Findings indicate that in young Indian adults, eveningness relates to worse mental health primarily through poorer sleep quality, not via a direct pathway. Sleep quality exhibited substantially stronger associations with depression, anxiety, and stress than chronotype, aligning with recent evidence from Western samples and suggesting that previously publicised risks of eveningness may be contingent on sleep. Eveningness also correlated with higher neuroticism, impulsivity facets, and schizotypy (notably cognitive disorganisation), and with childhood emotional abuse/neglect; neuroticism and emotional abuse further influenced mental health indirectly via sleep quality. These results underscore sleep quality as a key mechanistic factor linking circadian preference to mental health and highlight potential targets for intervention (e.g., sleep-focused strategies) over attempts to shift chronotype. While females showed slightly more morningness on average, the structural relations were largely similar across sexes, with the exception of a stronger direct link from cognitive disorganisation to mental health in females.
The study found no direct association between eveningness and depression, anxiety, or stress in young adults; instead, poorer sleep quality fully mediated the chronotype–mental health relationship. Given sleep quality’s stronger links to mental health than chronotype, interventions promoting better sleep—especially for individuals with high neuroticism or histories of emotional abuse—may be more effective for improving mental health than strategies aiming to shift diurnal preferences. Future research should test these findings across cultures and age groups, incorporate objective circadian and sleep measures alongside self-reports, assess light exposure and hormonal influences, and employ longitudinal or repeated-measures designs to evaluate stability and causality.

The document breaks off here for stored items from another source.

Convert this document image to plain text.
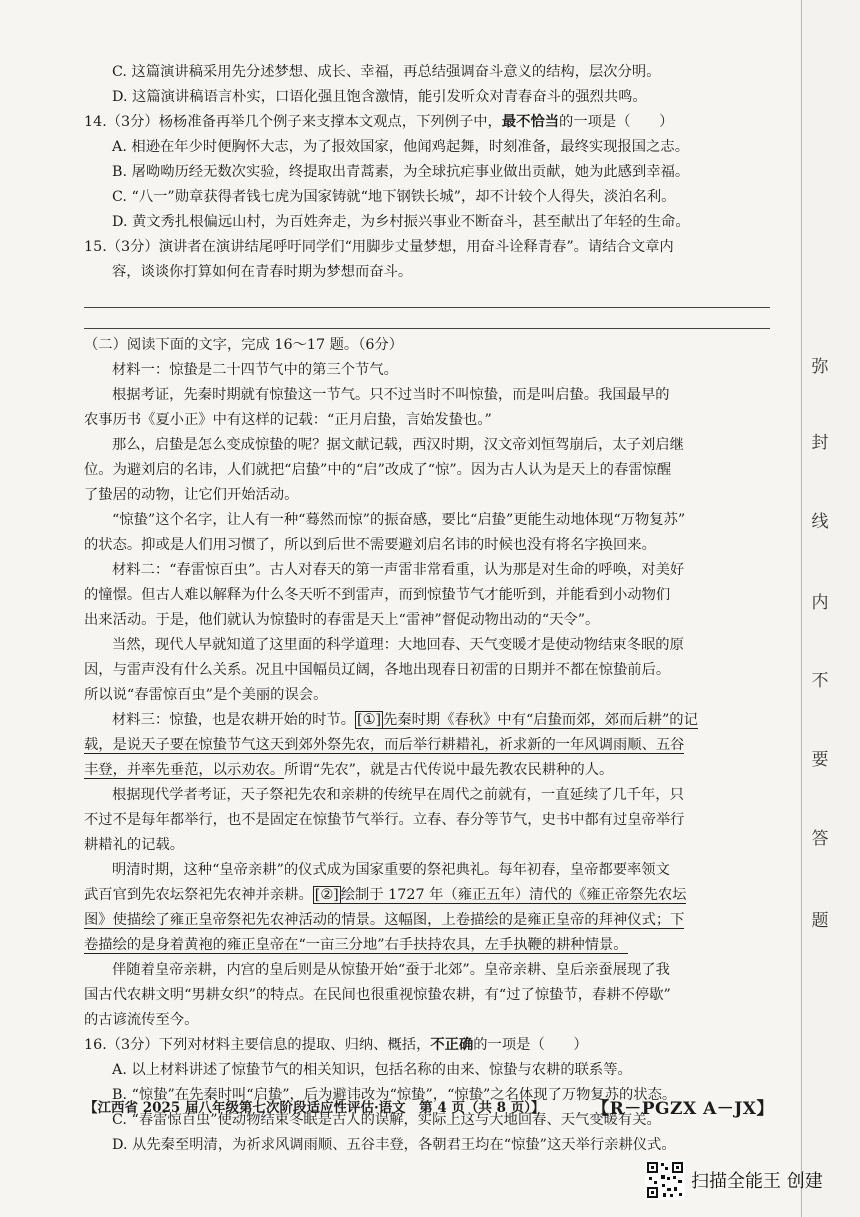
弥
封
线
内
不
要
答
题
C. 这篇演讲稿采用先分述梦想、成长、幸福，再总结强调奋斗意义的结构，层次分明。
D. 这篇演讲稿语言朴实，口语化强且饱含激情，能引发听众对青春奋斗的强烈共鸣。
14.（3分）杨杨准备再举几个例子来支撑本文观点，下列例子中，最不恰当的一项是（　　）
A. 相逊在年少时便胸怀大志，为了报效国家，他闻鸡起舞，时刻准备，最终实现报国之志。
B. 屠呦呦历经无数次实验，终提取出青蒿素，为全球抗疟事业做出贡献，她为此感到幸福。
C. “八一”勋章获得者钱七虎为国家铸就“地下钢铁长城”，却不计较个人得失，淡泊名利。
D. 黄文秀扎根偏远山村，为百姓奔走，为乡村振兴事业不断奋斗，甚至献出了年轻的生命。
15.（3分）演讲者在演讲结尾呼吁同学们“用脚步丈量梦想，用奋斗诠释青春”。请结合文章内
容，谈谈你打算如何在青春时期为梦想而奋斗。
（二）阅读下面的文字，完成 16～17 题。（6分）
材料一：惊蛰是二十四节气中的第三个节气。
根据考证，先秦时期就有惊蛰这一节气。只不过当时不叫惊蛰，而是叫启蛰。我国最早的
农事历书《夏小正》中有这样的记载：“正月启蛰，言始发蛰也。”
那么，启蛰是怎么变成惊蛰的呢？据文献记载，西汉时期，汉文帝刘恒驾崩后，太子刘启继
位。为避刘启的名讳，人们就把“启蛰”中的“启”改成了“惊”。因为古人认为是天上的春雷惊醒
了蛰居的动物，让它们开始活动。
“惊蛰”这个名字，让人有一种“蓦然而惊”的振奋感，要比“启蛰”更能生动地体现“万物复苏”
的状态。抑或是人们用习惯了，所以到后世不需要避刘启名讳的时候也没有将名字换回来。
材料二：“春雷惊百虫”。古人对春天的第一声雷非常看重，认为那是对生命的呼唤，对美好
的憧憬。但古人难以解释为什么冬天听不到雷声，而到惊蛰节气才能听到，并能看到小动物们
出来活动。于是，他们就认为惊蛰时的春雷是天上“雷神”督促动物出动的“天令”。
当然，现代人早就知道了这里面的科学道理：大地回春、天气变暖才是使动物结束冬眠的原
因，与雷声没有什么关系。况且中国幅员辽阔，各地出现春日初雷的日期并不都在惊蛰前后。
所以说“春雷惊百虫”是个美丽的误会。
材料三：惊蛰，也是农耕开始的时节。 [①] 先秦时期《春秋》中有“启蛰而郊，郊而后耕”的记
载，是说天子要在惊蛰节气这天到郊外祭先农，而后举行耕耤礼，祈求新的一年风调雨顺、五谷
丰登，并率先垂范，以示劝农。所谓“先农”，就是古代传说中最先教农民耕种的人。
根据现代学者考证，天子祭祀先农和亲耕的传统早在周代之前就有，一直延续了几千年，只
不过不是每年都举行，也不是固定在惊蛰节气举行。立春、春分等节气，史书中都有过皇帝举行
耕耤礼的记载。
明清时期，这种“皇帝亲耕”的仪式成为国家重要的祭祀典礼。每年初春，皇帝都要率领文
武百官到先农坛祭祀先农神并亲耕。 [②] 绘制于 1727 年（雍正五年）清代的《雍正帝祭先农坛
图》使描绘了雍正皇帝祭祀先农神活动的情景。这幅图，上卷描绘的是雍正皇帝的拜神仪式；下
卷描绘的是身着黄袍的雍正皇帝在“一亩三分地”右手扶持农具，左手执鞭的耕种情景。
伴随着皇帝亲耕，内宫的皇后则是从惊蛰开始“蚕于北郊”。皇帝亲耕、皇后亲蚕展现了我
国古代农耕文明“男耕女织”的特点。在民间也很重视惊蛰农耕，有“过了惊蛰节，春耕不停歇”
的古谚流传至今。
16.（3分）下列对材料主要信息的提取、归纳、概括，不正确的一项是（　　）
A. 以上材料讲述了惊蛰节气的相关知识，包括名称的由来、惊蛰与农耕的联系等。
B. “惊蛰”在先秦时叫“启蛰”，后为避讳改为“惊蛰”，“惊蛰”之名体现了万物复苏的状态。
C. “春雷惊百虫”使动物结束冬眠是古人的误解，实际上这与大地回春、天气变暖有关。
D. 从先秦至明清，为祈求风调雨顺、五谷丰登，各朝君王均在“惊蛰”这天举行亲耕仪式。
【江西省 2025 届八年级第七次阶段适应性评估·语文　第 4 页（共 8 页）】	【R－PGZX A－JX】
扫描全能王 创建
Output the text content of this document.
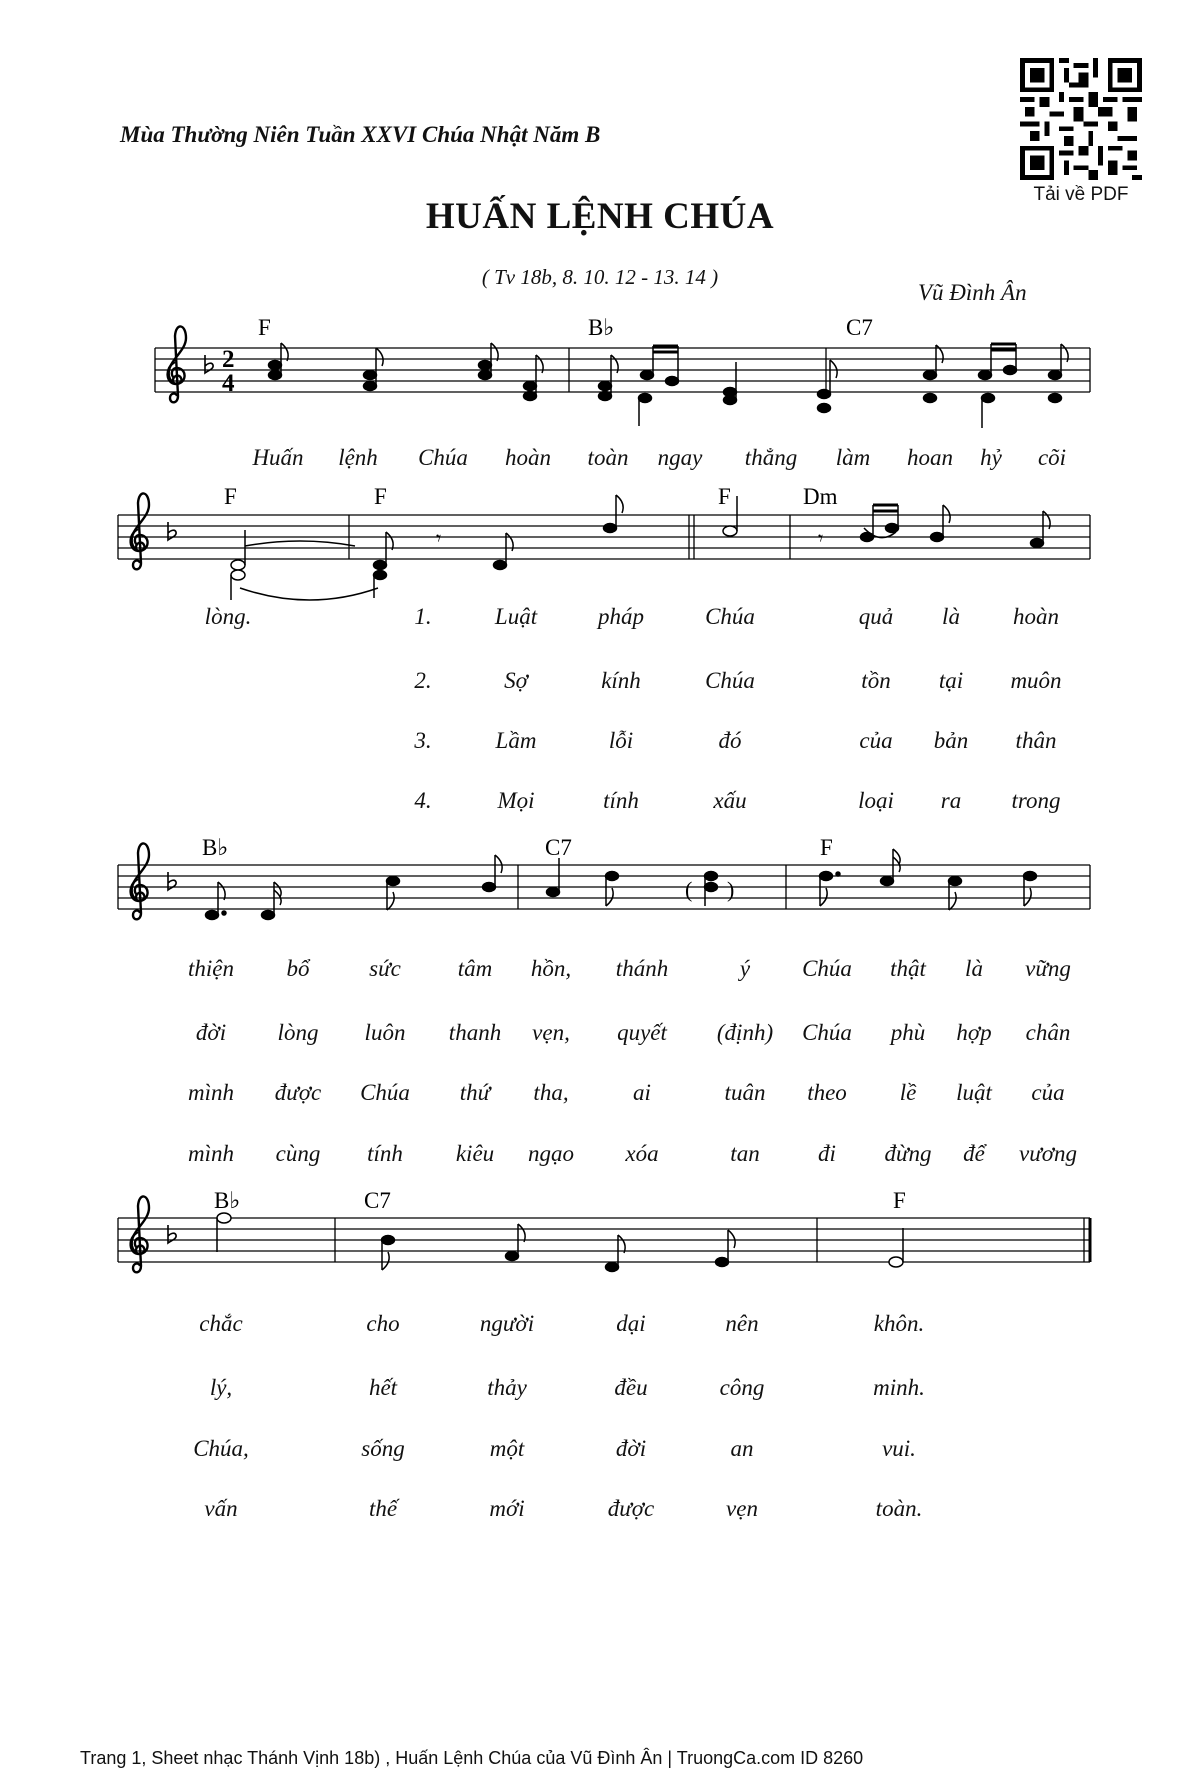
Mùa Thường Niên Tuần XXVI Chúa Nhật Năm B
HUẤN LỆNH CHÚA
( Tv 18b, 8. 10. 12 - 13. 14 )
Vũ Đình Ân
Tải về PDF
2
4
F	B♭	C7
𝄾	𝄾
F	F	F	Dm
( )
B♭	C7	F
B♭	C7	F
Huấn lệnh Chúa hoàn toàn ngay thẳng làm hoan hỷ cõi
lòng.	1.	Luật	pháp	Chúa	quả là hoàn
2.	Sợ	kính	Chúa	tồn tại muôn
3.	Lầm	lỗi	đó	của bản thân
4.	Mọi	tính	xấu	loại ra trong
thiện bổ	sức tâm hồn, thánh	ý Chúa thật là vững
đời lòng luôn thanh vẹn, quyết (định) Chúa phù hợp chân
mình được Chúa thứ tha,	ai	tuân theo lề luật của
mình cùng tính kiêu ngạo xóa	tan	đi đừng để vương
chắc	cho	người	dại	nên	khôn.
lý,	hết	thảy	đều	công	minh.
Chúa,	sống	một	đời	an	vui.
vấn	thế	mới	được	vẹn	toàn.
Trang 1, Sheet nhạc Thánh Vịnh 18b) , Huấn Lệnh Chúa của Vũ Đình Ân | TruongCa.com ID 8260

- Cross-sectional, correlational design precludes causal inference. - Reliance on self-report measures without objective chronotype/sleep markers; light exposure not assessed. - Predominantly female sample; reproductive hormone fluctuations not measured. - Did not assess socioeconomic status, family dynamics, or cultural beliefs that may affect mental health. - Generalisability may be limited to young North Indian adults; may not extend to older or non-Indian populations. - Some scales (e.g., EPQ Psychoticism, certain sO-LIFE and S-UPPS-P subscales) showed lower reliability in this sample.